In a note today to customers, the tech giant said the storage system was knocked offline by a staffer trying to address a problem with its billing system. Essentially, someone mistyped a command within a production environment while debugging a performance gremlin.
"The Amazon Simple Storage Service (S3) team was debugging an issue causing the S3 billing system to progress more slowly than expected. At 9:37AM PST, an authorized S3 team member using an established playbook executed a command which was intended to remove a small number of servers for one of the S3 subsystems that is used by the S3 billing process," the team wrote in its message.
"Unfortunately, one of the inputs to the command was entered incorrectly and a larger set of servers was removed than intended. The servers that were inadvertently removed supported two other S3 subsystems."
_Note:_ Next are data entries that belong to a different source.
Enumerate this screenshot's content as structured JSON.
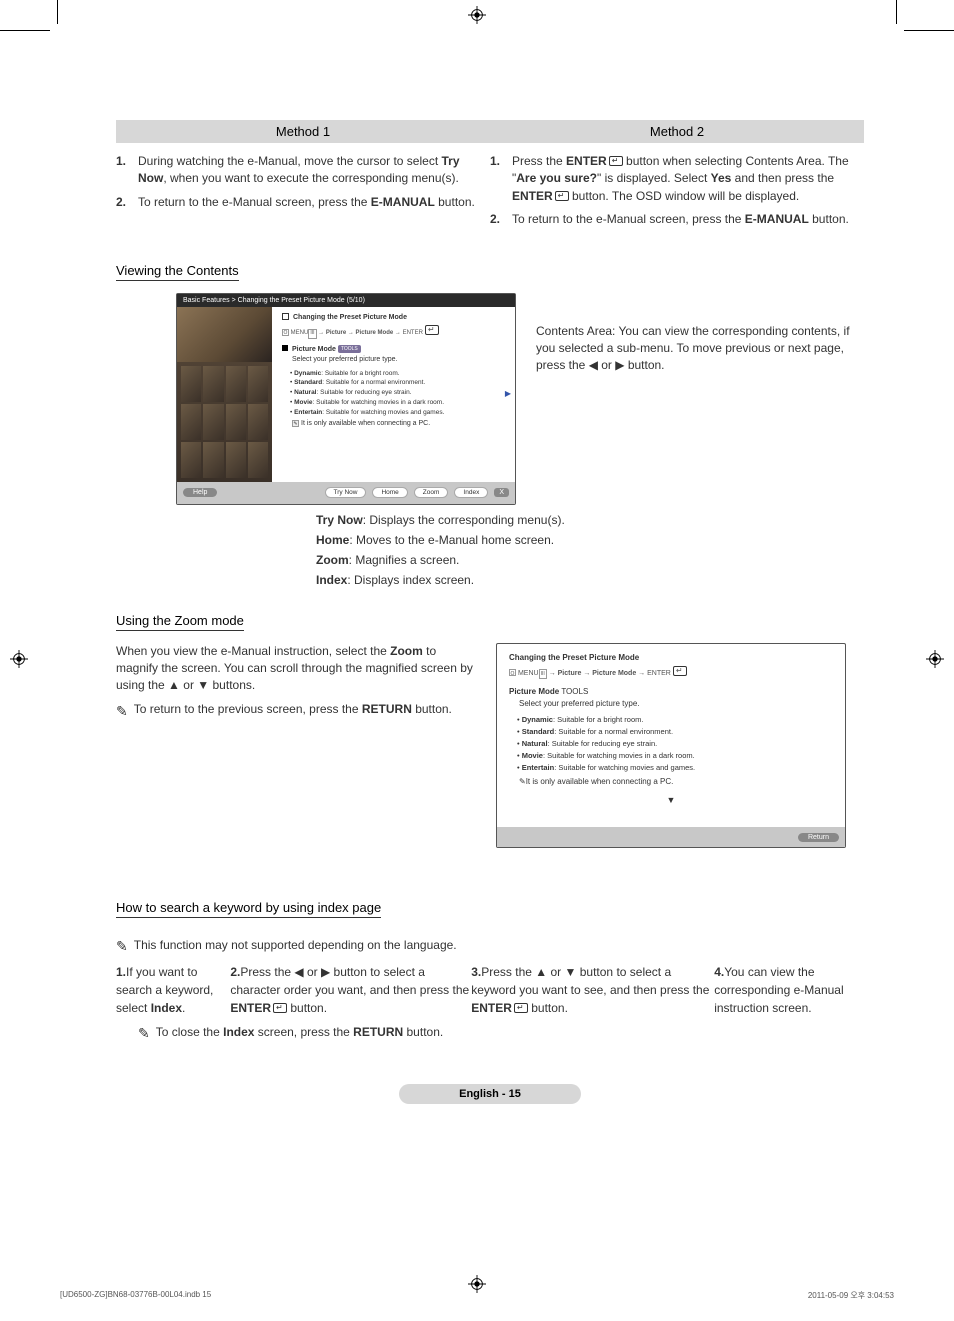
{
  "methods": {
    "col1": {
      "header": "Method 1",
      "items": [
        {
          "n": "1.",
          "t": "During watching the e-Manual, move the cursor to select <b>Try Now</b>, when you want to execute the corresponding menu(s)."
        },
        {
          "n": "2.",
          "t": "To return to the e-Manual screen, press the <b>E-MANUAL</b> button."
        }
      ]
    },
    "col2": {
      "header": "Method 2",
      "items": [
        {
          "n": "1.",
          "t": "Press the <b>ENTER</b><span class='enter-icon'></span> button when selecting Contents Area. The \"<b>Are you sure?</b>\" is displayed. Select <b>Yes</b> and then press the <b>ENTER</b><span class='enter-icon'></span> button. The OSD window will be displayed."
        },
        {
          "n": "2.",
          "t": "To return to the e-Manual screen, press the <b>E-MANUAL</b> button."
        }
      ]
    }
  },
  "sections": {
    "viewing": "Viewing the Contents",
    "zoom": "Using the Zoom mode",
    "index": "How to search a keyword by using index page"
  },
  "screenshot": {
    "breadcrumb": "Basic Features > Changing the Preset Picture Mode (5/10)",
    "title": "Changing the Preset Picture Mode",
    "nav": "MENU → Picture → Picture Mode → ENTER",
    "modeLabel": "Picture Mode",
    "tools": "TOOLS",
    "desc": "Select your preferred picture type.",
    "opts": [
      {
        "b": "Dynamic",
        "t": ": Suitable for a bright room."
      },
      {
        "b": "Standard",
        "t": ": Suitable for a normal environment."
      },
      {
        "b": "Natural",
        "t": ": Suitable for reducing eye strain."
      },
      {
        "b": "Movie",
        "t": ": Suitable for watching movies in a dark room."
      },
      {
        "b": "Entertain",
        "t": ": Suitable for watching movies and games."
      }
    ],
    "note": "It is only available when connecting a PC.",
    "buttons": {
      "help": "Help",
      "tryNow": "Try Now",
      "home": "Home",
      "zoom": "Zoom",
      "index": "Index",
      "x": "X"
    }
  },
  "viewingRight": "Contents Area: You can view the corresponding contents, if you selected a sub-menu. To move previous or next page, press the ◀ or ▶ button.",
  "captions": [
    "<b>Try Now</b>: Displays the corresponding menu(s).",
    "<b>Home</b>: Moves to the e-Manual home screen.",
    "<b>Zoom</b>: Magnifies a screen.",
    "<b>Index</b>: Displays index screen."
  ],
  "zoomLeft": {
    "p1": "When you view the e-Manual instruction, select the <b>Zoom</b> to magnify the screen. You can scroll through the magnified screen by using the <span class='tri'>▲</span> or <span class='tri'>▼</span> buttons.",
    "note": "To return to the previous screen, press the <b>RETURN</b> button."
  },
  "zoomBox": {
    "title": "Changing the Preset Picture Mode",
    "nav": "MENU → Picture → Picture Mode → ENTER",
    "modeLabel": "Picture Mode",
    "tools": "TOOLS",
    "desc": "Select your preferred picture type.",
    "opts": [
      {
        "b": "Dynamic",
        "t": ": Suitable for a bright room."
      },
      {
        "b": "Standard",
        "t": ": Suitable for a normal environment."
      },
      {
        "b": "Natural",
        "t": ": Suitable for reducing eye strain."
      },
      {
        "b": "Movie",
        "t": ": Suitable for watching movies in a dark room."
      },
      {
        "b": "Entertain",
        "t": ": Suitable for watching movies and games."
      }
    ],
    "note": "It is only available when connecting a PC.",
    "return": "Return"
  },
  "indexBody": {
    "note0": "This function may not supported depending on the language.",
    "items": [
      {
        "n": "1.",
        "t": "If you want to search a keyword, select <b>Index</b>."
      },
      {
        "n": "2.",
        "t": "Press the ◀ or ▶ button to select a character order you want, and then press the <b>ENTER</b><span class='enter-icon'></span> button."
      },
      {
        "n": "3.",
        "t": "Press the <span class='tri'>▲</span> or <span class='tri'>▼</span> button to select a keyword you want to see, and then press the <b>ENTER</b><span class='enter-icon'></span> button."
      },
      {
        "n": "4.",
        "t": "You can view the corresponding e-Manual instruction screen."
      }
    ],
    "note1": "To close the <b>Index</b> screen, press the <b>RETURN</b> button."
  },
  "footer": "English - 15",
  "print": {
    "left": "[UD6500-ZG]BN68-03776B-00L04.indb   15",
    "right": "2011-05-09   오후 3:04:53"
  }
}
Those two subsystems handled the indexing for objects stored on S3 and the allocation of new storage instances. Without these two systems operating, Amazon said it was unable to handle any customer requests for S3 itself, or those from services like EC2 and Lambda functions connected to S3.
As a result, websites small and large that relied on the cheap and popular Virginia US-East-1 region stopped working properly, costing hundreds of millions of dollars in losses for customers. It also broke smartphone apps and Internet of Things gadgets – from lightbulbs to Nest security cameras – that were relying on the S3 storage backend.
Do any of our Soylentils here use Amazon S3 and if so, were you impacted by the outage?
(Score: 2) by tynin on Sunday March 05 2017, @04:18AM (1 child)
• Redundant, uninterruptible power supplies, backed up by generators.
As someone who has played in the datacenter world for nearly two decades, I've worked in more than one DC that has power feeds from two different locations. Had massive rooms with rows and rows of batteries two stories high, on site generators to carry the load, and a building wide backup generator.
The number of times the ATS (automatic transfer switch) didn't fail over to the working power feed, where the batteries faulted due to wiring or plain tripped and started discharging while removing us from working power, where the on site generator failed to kick on, and the building wide generator happened to have a fuel filter issue... it boggles my mind. It is like gremlins are real, and their evil shenanigans are not to be stopped.
(Score: 1) by toddestan on Sunday March 05 2017, @06:21AM
Along the same lines, I've found that cheap home/office UPS's can also decrease your reliability. Or in other words problems caused by the cheap UPS will cause more interruptions than simply plugging into the wall and relying on the electric company. Of course that all depends on how reliable your electric service is.